Carmelo Montero, dont le nom est déjà apparu sur ces lignes, a également joué un rôle de mécénat dans la distribution de l'aide ERE dans la Sierra Norte. Depuis sa position de maire de Guadalcanal par le PSOE, il a mesuré et géré qu'au moins trois entreprises avaient accès à l'argent pillé des coffres publics, dont une société instrumentale qui n'a jamais eu de travailleurs. Dans le cas de Refractarios Guadalcanal, l'ordonnance du tribunal dit que leur médiation était "indispensable".

Il n'était pas un homme politique, mais le responsable de Caja San Fernando – qui a ensuite fusionné et a donné naissance à El Monte – dans la région avait également un rôle important dans la distribution de subventions irrégulières. Directement, toujours selon la résolution judiciaire, Gerardo D.L.C.E. Il a influencé l'octroi de six subventions à autant d'entreprises.

Mais c'est qu'en plus, dans plus de quelques cas, il vers l'avant l'argent de l'aide de la banque pour laquelle il a travaillé après avoir pris en charge les droits de recouvrement.

Trois crimes

Le juge d'instruction considère que la trentaine de personnes enquêtées qui sont toujours dans l'affaire pourraient avoir commis des délits de tergiversation mensonge administrative, détournement de fonds et documentaire, raison pour laquelle il a transféré l'ordonnance au procureur anticorruption et au reste des parties concernées afin que, dans un délai d'un mois, ils présentent les accusations formelles, demandent le dossier de la cause ou, de exceptionnellement, demander de nouvelles mesures. L'ordonnance par laquelle il est convenu de poursuivre la procédure abrégée est une étape préalable à la demande d'ouverture du procès oral.

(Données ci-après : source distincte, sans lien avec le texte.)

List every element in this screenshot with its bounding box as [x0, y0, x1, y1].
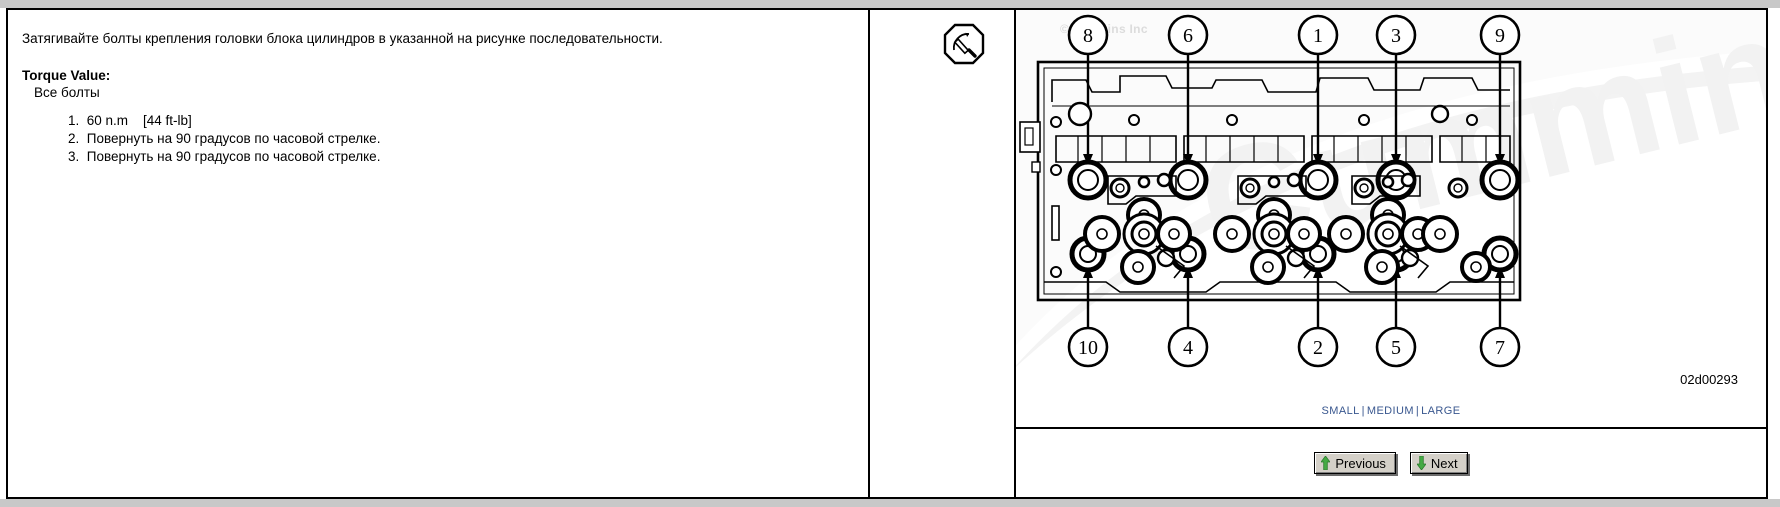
link-medium[interactable]: MEDIUM: [1367, 405, 1414, 417]
content-table: Затягивайте болты крепления головки блок…: [6, 8, 1768, 499]
svg-text:10: 10: [1078, 337, 1098, 359]
window-chrome-top: [0, 0, 1780, 8]
next-button[interactable]: Next: [1409, 452, 1468, 474]
navigation-row: Previous Next: [1016, 429, 1766, 497]
svg-text:4: 4: [1183, 337, 1193, 359]
figure-column: Cummins ©Cummins Inc: [1016, 10, 1766, 497]
svg-text:6: 6: [1183, 25, 1193, 47]
icon-column: [870, 10, 1016, 497]
arrow-up-icon: [1320, 455, 1332, 471]
cylinder-head-diagram: 8 6 1 3 9 10 4 2 5 7: [1019, 14, 1522, 368]
list-item: 2. Повернуть на 90 градусов по часовой с…: [68, 131, 381, 147]
svg-text:9: 9: [1495, 25, 1505, 47]
svg-text:3: 3: [1391, 25, 1401, 47]
link-large[interactable]: LARGE: [1421, 405, 1460, 417]
link-small[interactable]: SMALL: [1322, 405, 1360, 417]
list-item: 1. 60 n.m [44 ft-lb]: [68, 113, 192, 129]
arrow-down-icon: [1416, 455, 1427, 471]
image-size-links-row: SMALL | MEDIUM | LARGE: [1016, 395, 1766, 429]
svg-text:2: 2: [1313, 337, 1323, 359]
link-separator-1: |: [1361, 405, 1365, 417]
torque-wrench-icon: [942, 22, 986, 66]
previous-button-label: Previous: [1335, 455, 1386, 471]
window-chrome-bottom: [0, 499, 1780, 507]
svg-text:1: 1: [1313, 25, 1323, 47]
list-item: 3. Повернуть на 90 градусов по часовой с…: [68, 148, 381, 164]
next-button-label: Next: [1430, 455, 1458, 471]
figure-area: Cummins ©Cummins Inc: [1016, 10, 1766, 395]
instruction-text: Затягивайте болты крепления головки блок…: [22, 31, 663, 46]
torque-step-list: 1. 60 n.m [44 ft-lb] 2. Повернуть на 90 …: [22, 112, 854, 165]
svg-text:5: 5: [1391, 337, 1401, 359]
torque-value-heading: Torque Value:: [22, 68, 111, 84]
svg-text:8: 8: [1083, 25, 1093, 47]
svg-text:7: 7: [1495, 337, 1505, 359]
page-root: Затягивайте болты крепления головки блок…: [0, 0, 1780, 507]
size-links: SMALL | MEDIUM | LARGE: [1322, 405, 1461, 417]
figure-id-label: 02d00293: [1680, 372, 1738, 387]
previous-button[interactable]: Previous: [1314, 452, 1396, 474]
instruction-column: Затягивайте болты крепления головки блок…: [8, 10, 870, 497]
torque-value-subject: Все болты: [34, 85, 100, 101]
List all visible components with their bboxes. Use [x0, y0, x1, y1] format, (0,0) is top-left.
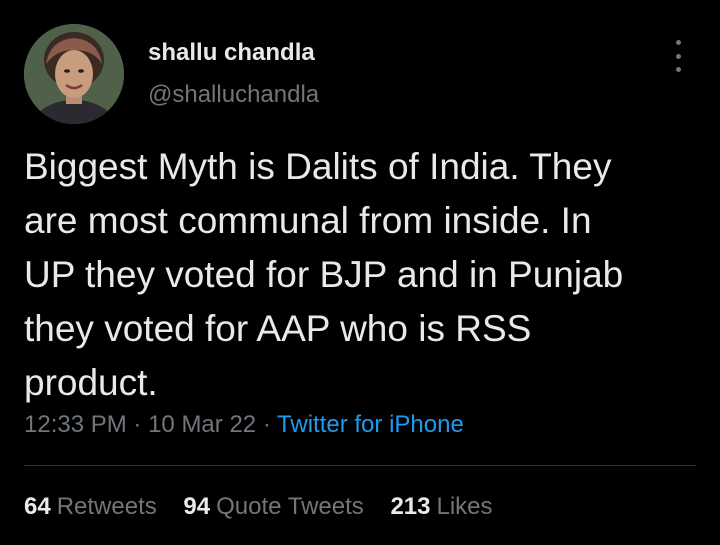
tweet-source-link[interactable]: Twitter for iPhone: [277, 411, 464, 438]
user-handle[interactable]: @shalluchandla: [148, 80, 319, 110]
tweet-meta: 12:33 PM · 10 Mar 22 · Twitter for iPhon…: [24, 408, 464, 442]
more-vertical-icon[interactable]: [666, 40, 690, 72]
retweets-count: 64: [24, 493, 51, 520]
retweets-stat[interactable]: 64 Retweets: [24, 490, 157, 524]
tweet-date[interactable]: 10 Mar 22: [148, 411, 256, 438]
meta-separator: ·: [133, 411, 142, 438]
tweet-header: shallu chandla @shalluchandla: [24, 24, 696, 124]
tweet-stats: 64 Retweets 94 Quote Tweets 213 Likes: [24, 490, 513, 524]
more-dot: [675, 40, 681, 45]
display-name[interactable]: shallu chandla: [148, 38, 319, 68]
more-dot: [675, 67, 681, 72]
likes-stat[interactable]: 213 Likes: [390, 490, 492, 524]
tweet-time[interactable]: 12:33 PM: [24, 411, 127, 438]
likes-label: Likes: [436, 493, 493, 520]
divider: [24, 465, 696, 466]
likes-count: 213: [390, 493, 431, 520]
avatar[interactable]: [24, 24, 124, 124]
retweets-label: Retweets: [56, 493, 157, 520]
quote-tweets-stat[interactable]: 94 Quote Tweets: [183, 490, 363, 524]
more-dot: [675, 53, 681, 59]
quote-tweets-count: 94: [183, 493, 211, 520]
tweet-text: Biggest Myth is Dalits of India. They ar…: [24, 146, 624, 403]
meta-separator: ·: [262, 411, 271, 438]
quote-tweets-label: Quote Tweets: [216, 493, 364, 520]
user-names: shallu chandla @shalluchandla: [148, 38, 319, 110]
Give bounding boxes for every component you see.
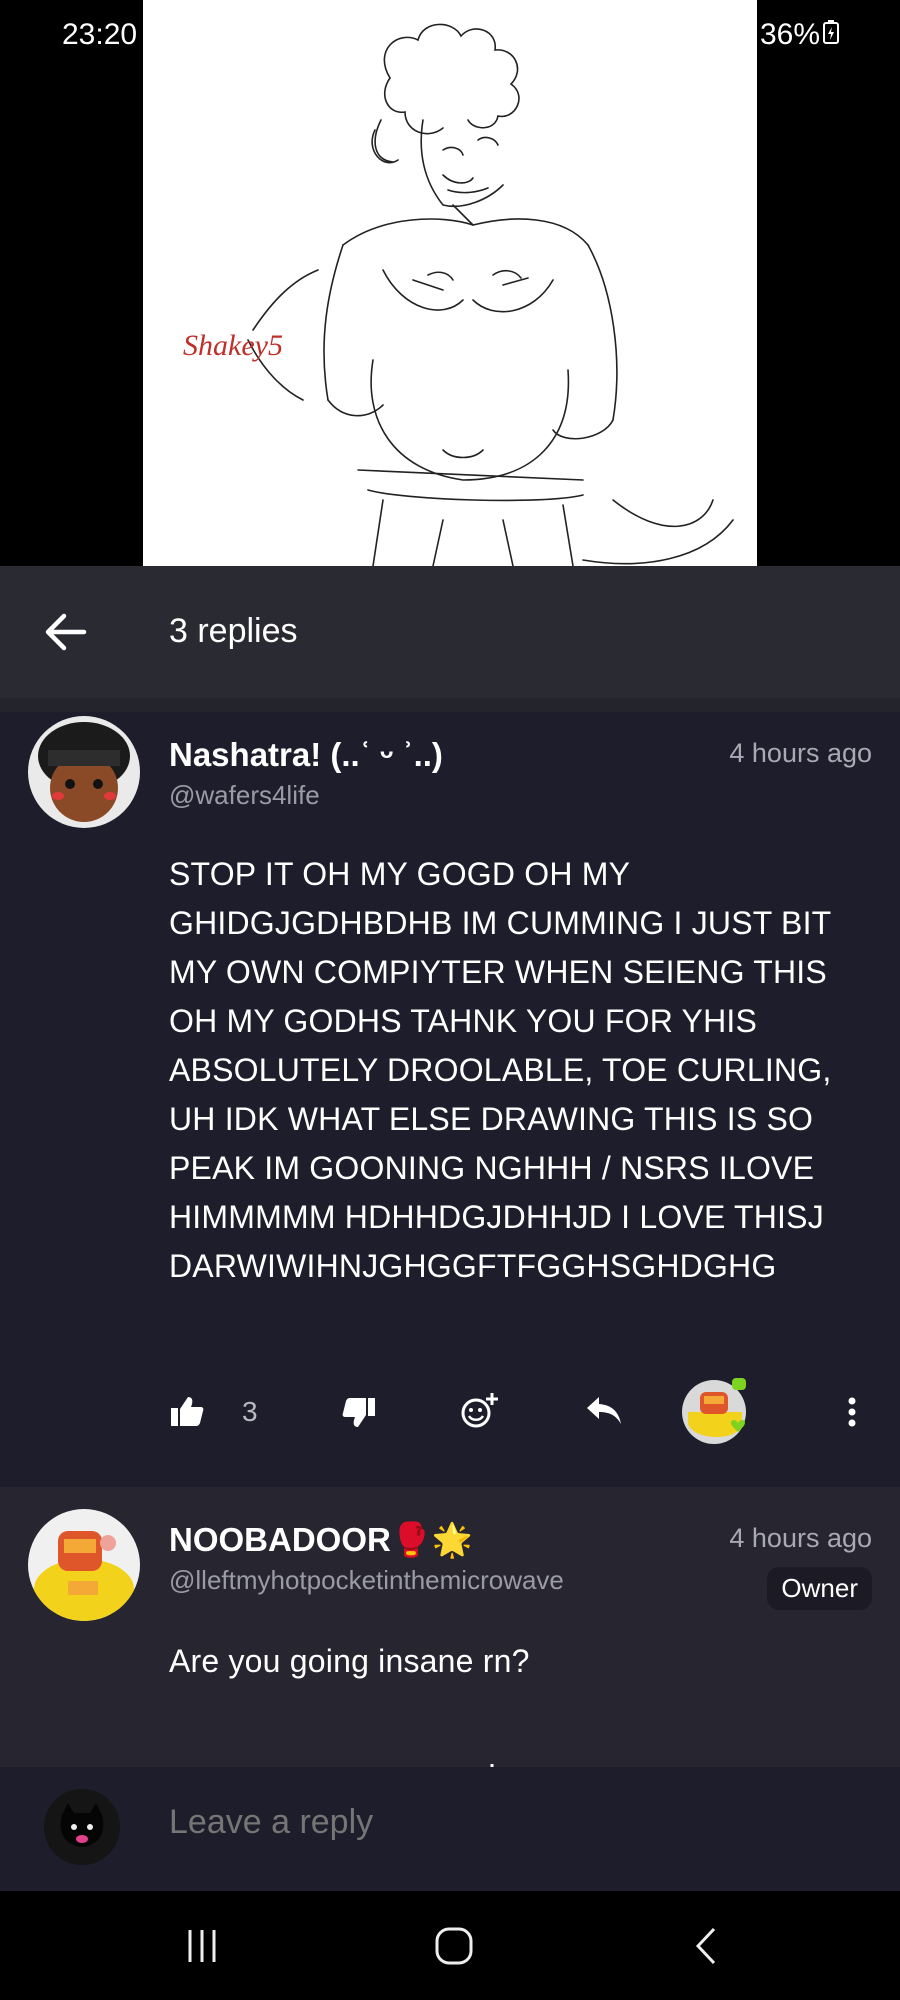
- recent-apps-button[interactable]: [162, 1921, 242, 1971]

le entreprises qui ont reçu une aide irrégulière et qui font l'objet de recherches dans cette pièce sont: Coflosur; Chantiers navals de Constantine; S.C.A. San Sebastin de Guadalcanal; Grueso y Garca S.L.; Pema, Jamones et Embutidos S.L.; Tialna S.L.; Corsevilla S.C.A.; El Venero de Mstoles S.L.; Hôtel La Posada del Moro; Romero lvarez S.A.; S.C.A. Virgen del Robledo; Fromages et saucisses Dehesa Real de la Jara S.L.; Dehesa Navera S.L.; Promociones Vincolas de Sevilla S.L.; Vivir El Barro S.L.; Refractarios Guadalcanal S.A.; Refractarios Andaluca S.L. et Andalucine S.L.

Le juge affirme que toutes les aides accordées «n'ont pas d'objet défini et concret» et ont été réalisées «sans respect de la règle applicable début de publicité, de concours et d'objectivité, accordé par le directeur général du travail et de la sécurité sociale correspondant sans compétence pour lui, sans résolution motivée et justifiée de concession, sans accréditation des conditions nécessaires à son obtention et sans justifier en aucune façon le caractère exceptionnelle de l’aide correspondante ».